Она уже не слышала, конечно, больше ничего: будто вся та вода, что рыба должна пропустить сквозь жабры за жизнь, горячий, рвущий ток любви и боли омыл, промыл немую душу — освобождением, дарованием, родная вольная стихия взяла к себе, изнеживая жутко и в то же время исполняя ясной силы совершенного и непрерывного повиновения тому, кто в ней противоправно, высшей правдой, божественным соизволением возник… вот истина была, которую никто не свергнет, — что не одна теперь и никогда одна не будет: как вот она по-матерински отвечает каждое мгновение за эту виноградину, горошину внутри, так и за нею каждое мгновение по-матерински кто-то сверху следит и бережет… вот эта сила, благодать, в которую она, как в шар, в утробу из голубого воздуха и солнечного света надежно навсегда заключена.
«Я не хочу пугать вас, Нина, но трудности с вынашиванием будут.
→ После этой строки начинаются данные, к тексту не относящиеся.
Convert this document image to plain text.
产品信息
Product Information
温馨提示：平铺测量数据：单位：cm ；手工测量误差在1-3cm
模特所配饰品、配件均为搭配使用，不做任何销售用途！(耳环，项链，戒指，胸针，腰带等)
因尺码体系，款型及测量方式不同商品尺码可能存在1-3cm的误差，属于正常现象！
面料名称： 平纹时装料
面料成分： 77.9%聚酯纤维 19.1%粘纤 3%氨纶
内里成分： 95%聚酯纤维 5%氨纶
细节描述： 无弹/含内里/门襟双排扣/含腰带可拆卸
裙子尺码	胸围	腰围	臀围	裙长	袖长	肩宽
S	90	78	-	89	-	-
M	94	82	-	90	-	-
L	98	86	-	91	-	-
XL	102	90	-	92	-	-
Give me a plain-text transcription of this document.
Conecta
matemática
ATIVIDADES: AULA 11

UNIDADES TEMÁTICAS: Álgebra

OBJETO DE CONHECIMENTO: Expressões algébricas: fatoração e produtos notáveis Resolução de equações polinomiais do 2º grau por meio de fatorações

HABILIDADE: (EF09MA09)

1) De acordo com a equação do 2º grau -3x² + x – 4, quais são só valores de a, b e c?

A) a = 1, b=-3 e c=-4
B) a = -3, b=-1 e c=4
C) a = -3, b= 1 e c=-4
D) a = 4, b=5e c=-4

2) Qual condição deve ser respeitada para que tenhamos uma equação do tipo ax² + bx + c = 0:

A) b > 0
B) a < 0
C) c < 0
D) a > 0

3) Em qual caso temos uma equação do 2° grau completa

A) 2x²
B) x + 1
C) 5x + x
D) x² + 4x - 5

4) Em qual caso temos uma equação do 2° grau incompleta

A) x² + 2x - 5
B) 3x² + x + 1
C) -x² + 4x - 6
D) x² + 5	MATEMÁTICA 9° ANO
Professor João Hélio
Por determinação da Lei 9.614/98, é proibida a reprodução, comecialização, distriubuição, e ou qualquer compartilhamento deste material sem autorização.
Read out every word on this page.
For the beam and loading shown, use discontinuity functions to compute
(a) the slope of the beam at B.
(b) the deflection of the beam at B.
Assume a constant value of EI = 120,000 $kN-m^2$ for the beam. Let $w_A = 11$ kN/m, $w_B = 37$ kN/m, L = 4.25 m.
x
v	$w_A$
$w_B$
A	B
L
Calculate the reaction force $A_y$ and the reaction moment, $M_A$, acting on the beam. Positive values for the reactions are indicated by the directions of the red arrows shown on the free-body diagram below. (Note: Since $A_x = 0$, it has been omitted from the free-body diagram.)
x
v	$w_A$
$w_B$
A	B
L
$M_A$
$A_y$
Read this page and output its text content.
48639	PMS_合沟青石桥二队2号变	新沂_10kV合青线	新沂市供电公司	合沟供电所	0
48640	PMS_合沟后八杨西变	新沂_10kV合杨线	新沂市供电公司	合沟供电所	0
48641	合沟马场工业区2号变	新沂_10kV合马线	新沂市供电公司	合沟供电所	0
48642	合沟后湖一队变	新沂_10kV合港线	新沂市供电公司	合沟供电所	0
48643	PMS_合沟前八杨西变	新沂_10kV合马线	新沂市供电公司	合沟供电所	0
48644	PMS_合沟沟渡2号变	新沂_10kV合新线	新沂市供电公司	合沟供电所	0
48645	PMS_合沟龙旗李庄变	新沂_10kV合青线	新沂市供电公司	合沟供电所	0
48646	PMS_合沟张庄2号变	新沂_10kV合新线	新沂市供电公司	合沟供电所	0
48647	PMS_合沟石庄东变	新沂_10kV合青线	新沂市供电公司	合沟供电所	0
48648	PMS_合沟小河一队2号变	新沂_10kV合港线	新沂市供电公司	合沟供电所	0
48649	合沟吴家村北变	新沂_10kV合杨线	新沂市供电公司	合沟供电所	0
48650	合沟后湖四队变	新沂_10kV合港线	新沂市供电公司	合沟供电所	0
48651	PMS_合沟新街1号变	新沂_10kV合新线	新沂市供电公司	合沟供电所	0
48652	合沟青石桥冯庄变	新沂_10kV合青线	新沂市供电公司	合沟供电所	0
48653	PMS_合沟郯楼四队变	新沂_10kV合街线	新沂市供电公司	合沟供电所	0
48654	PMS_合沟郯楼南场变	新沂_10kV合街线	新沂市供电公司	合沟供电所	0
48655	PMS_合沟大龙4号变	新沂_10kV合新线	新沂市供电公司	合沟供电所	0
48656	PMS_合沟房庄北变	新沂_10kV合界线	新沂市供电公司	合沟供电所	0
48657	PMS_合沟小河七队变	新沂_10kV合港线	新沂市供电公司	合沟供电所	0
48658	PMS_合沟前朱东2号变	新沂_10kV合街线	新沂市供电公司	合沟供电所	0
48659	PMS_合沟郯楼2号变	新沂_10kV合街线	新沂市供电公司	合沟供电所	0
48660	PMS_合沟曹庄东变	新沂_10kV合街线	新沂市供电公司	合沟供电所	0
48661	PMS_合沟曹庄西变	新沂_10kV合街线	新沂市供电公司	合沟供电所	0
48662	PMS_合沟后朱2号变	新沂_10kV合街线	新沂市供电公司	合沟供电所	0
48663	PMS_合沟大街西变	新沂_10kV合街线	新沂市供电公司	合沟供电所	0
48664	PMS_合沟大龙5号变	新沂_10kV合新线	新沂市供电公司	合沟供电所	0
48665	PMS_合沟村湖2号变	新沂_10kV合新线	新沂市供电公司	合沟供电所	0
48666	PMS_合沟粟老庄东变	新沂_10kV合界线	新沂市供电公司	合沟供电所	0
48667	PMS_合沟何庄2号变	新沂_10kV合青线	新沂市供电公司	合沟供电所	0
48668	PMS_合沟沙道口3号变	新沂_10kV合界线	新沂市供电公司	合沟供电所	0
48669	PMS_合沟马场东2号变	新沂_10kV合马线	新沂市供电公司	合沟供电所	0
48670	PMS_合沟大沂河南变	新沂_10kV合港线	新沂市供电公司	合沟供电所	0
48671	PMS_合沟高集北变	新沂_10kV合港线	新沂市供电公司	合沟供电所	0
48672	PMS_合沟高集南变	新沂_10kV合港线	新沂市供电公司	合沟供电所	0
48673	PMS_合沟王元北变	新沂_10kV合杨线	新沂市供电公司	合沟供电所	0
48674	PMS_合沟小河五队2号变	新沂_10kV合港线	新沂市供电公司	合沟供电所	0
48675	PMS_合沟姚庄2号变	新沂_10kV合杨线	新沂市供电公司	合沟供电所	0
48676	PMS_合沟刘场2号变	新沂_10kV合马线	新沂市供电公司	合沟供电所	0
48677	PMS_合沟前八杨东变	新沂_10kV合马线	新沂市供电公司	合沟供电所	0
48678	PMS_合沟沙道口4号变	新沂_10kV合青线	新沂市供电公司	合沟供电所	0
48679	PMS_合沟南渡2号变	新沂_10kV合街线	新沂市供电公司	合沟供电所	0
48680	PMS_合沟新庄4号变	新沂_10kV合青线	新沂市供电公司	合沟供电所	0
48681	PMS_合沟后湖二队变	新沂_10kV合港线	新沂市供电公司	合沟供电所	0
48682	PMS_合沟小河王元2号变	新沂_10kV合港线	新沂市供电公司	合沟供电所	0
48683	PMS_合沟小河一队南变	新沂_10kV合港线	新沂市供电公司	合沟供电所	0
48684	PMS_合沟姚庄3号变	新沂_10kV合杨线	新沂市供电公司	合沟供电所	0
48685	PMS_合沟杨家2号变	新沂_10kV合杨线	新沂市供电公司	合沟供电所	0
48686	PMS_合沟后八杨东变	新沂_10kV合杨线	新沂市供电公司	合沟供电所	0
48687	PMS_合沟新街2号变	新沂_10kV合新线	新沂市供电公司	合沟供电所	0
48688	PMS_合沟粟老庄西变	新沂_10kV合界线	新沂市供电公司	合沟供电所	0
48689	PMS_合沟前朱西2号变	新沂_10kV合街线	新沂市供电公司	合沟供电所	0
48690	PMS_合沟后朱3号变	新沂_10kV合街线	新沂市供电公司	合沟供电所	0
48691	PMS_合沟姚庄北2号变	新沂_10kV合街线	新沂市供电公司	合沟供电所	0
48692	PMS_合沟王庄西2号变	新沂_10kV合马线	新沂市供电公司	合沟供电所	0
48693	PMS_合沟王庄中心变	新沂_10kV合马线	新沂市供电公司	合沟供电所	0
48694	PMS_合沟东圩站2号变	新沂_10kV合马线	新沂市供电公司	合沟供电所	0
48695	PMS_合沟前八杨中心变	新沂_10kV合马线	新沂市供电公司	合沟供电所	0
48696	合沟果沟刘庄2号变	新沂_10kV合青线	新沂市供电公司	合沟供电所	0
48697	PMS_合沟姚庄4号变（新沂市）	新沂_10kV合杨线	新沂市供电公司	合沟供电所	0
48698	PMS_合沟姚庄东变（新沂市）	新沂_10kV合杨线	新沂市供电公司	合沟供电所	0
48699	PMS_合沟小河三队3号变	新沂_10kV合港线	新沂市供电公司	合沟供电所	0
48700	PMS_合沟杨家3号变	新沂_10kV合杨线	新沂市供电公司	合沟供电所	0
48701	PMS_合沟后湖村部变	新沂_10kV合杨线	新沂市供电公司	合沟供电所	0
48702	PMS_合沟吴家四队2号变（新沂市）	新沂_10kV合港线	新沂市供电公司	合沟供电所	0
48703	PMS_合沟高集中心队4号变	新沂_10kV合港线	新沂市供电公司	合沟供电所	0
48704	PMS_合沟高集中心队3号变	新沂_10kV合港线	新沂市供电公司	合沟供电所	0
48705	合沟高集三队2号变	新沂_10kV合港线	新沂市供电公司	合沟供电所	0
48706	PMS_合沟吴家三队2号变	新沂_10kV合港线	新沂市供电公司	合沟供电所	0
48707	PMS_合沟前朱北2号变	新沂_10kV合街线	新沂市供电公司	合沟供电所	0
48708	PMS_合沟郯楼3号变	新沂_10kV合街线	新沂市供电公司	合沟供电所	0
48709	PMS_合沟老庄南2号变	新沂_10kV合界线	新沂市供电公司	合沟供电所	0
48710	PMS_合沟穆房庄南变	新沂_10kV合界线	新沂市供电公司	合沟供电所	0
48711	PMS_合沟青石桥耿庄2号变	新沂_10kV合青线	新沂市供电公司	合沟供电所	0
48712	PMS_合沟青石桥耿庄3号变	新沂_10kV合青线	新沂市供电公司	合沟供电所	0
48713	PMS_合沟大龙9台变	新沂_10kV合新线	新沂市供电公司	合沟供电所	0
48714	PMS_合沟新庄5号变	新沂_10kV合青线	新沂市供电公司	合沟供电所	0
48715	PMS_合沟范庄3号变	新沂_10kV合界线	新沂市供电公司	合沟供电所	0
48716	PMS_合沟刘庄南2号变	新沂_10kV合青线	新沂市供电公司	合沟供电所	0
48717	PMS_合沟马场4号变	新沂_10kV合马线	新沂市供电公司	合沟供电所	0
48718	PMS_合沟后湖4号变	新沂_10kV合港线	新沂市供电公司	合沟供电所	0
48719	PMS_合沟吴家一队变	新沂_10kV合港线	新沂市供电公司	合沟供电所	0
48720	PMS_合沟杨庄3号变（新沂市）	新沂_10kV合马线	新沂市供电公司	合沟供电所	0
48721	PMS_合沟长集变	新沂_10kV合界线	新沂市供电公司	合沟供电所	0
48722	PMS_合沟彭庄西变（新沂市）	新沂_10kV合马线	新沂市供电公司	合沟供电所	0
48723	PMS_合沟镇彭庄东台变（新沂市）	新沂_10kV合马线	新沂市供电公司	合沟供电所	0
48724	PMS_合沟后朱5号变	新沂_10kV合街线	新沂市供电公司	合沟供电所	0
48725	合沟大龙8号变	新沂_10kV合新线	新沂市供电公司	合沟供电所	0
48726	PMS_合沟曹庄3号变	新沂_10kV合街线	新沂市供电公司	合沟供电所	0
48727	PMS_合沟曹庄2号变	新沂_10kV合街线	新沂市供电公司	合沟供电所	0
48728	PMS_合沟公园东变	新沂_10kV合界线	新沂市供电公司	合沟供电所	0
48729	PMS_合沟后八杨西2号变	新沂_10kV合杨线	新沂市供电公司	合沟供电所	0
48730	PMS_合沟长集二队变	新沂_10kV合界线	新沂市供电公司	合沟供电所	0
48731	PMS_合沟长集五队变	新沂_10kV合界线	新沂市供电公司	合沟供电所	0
Вы в коноваловском все это время наблюдались, там вас вели, смотрю», — листала врач страницы ее истории болезни и понимающе потряхивала головой.
Да нет, не там, а ТАМ ее вели! — хотелось ей сказать уже с какой-то самодовольно-горделивой, торжествующей улыбкой, с вот «нате — получите!» всем тем, кто говорил, что невозможно, гонял ее из Вены в Тель-Авив, из Тель-Авива в Берн, из Берна под крыло тому, кто состоит из звезд и облаков, ибо нельзя увидеть нам того лица.
«Вот и езжайте в коноваловский теперь — врачи там замечательные, лучшие, да вы и сами знаете, что если есть возможность при вашем состоянии здоровья, то лучше к ним, туда, как раз когда такой нелегкий случай, как у вас», — сказала врач с каким-то непонятным удовлетворением.
«А что со мной сейчас такого?» — с какой-то детской запальчивостью даже воскликнула она, будто теперь, когда дано, даровано, уже не может быть с ней ничего худого.
«Послушай меня, девочка, ты что, от счастья понимания лишилась? У тебя изначально была серьезная, ты вспомни на минуту, патология, которая тебе мешала забеременеть. И что же ты считаешь, что сейчас должно все заработать, как часы? Так не бывает. Наоборот, сейчас твой организм начнет отчаянно сопротивляться… да, да, наоборот, все сделает, чтобы не дать нормально развиваться плоду… он у тебя не хочет, организм, он не готов, может не справиться… То, то я говорю. Что есть. Свои законы у природы, и с точки зрения природы твоя беременность — ошибка, да, ошибка, и природа все сделает, чтобы эту ошибку исправить, да, так, увы, без всяких с тобой наших «хочу» и «не хочу», — прошелестела, прошипела, показалось, с каким-то даже наслаждением — подобострастно будто присоединившись к безличной темной силе, чья вековечная подспудная давильня определяет логику любой из наших жизней, развитие и рост детеныша в утробе; холодно-точные и низко-мелочные, будто программы бухучета, вот эти механизмы регуляции заставят расплатиться каждого в свой срок сполна по ДНК-кредитам, тарифам гормональной терапии, завышенным бездумно показателям врожденных патологий, бесплодия и смертности.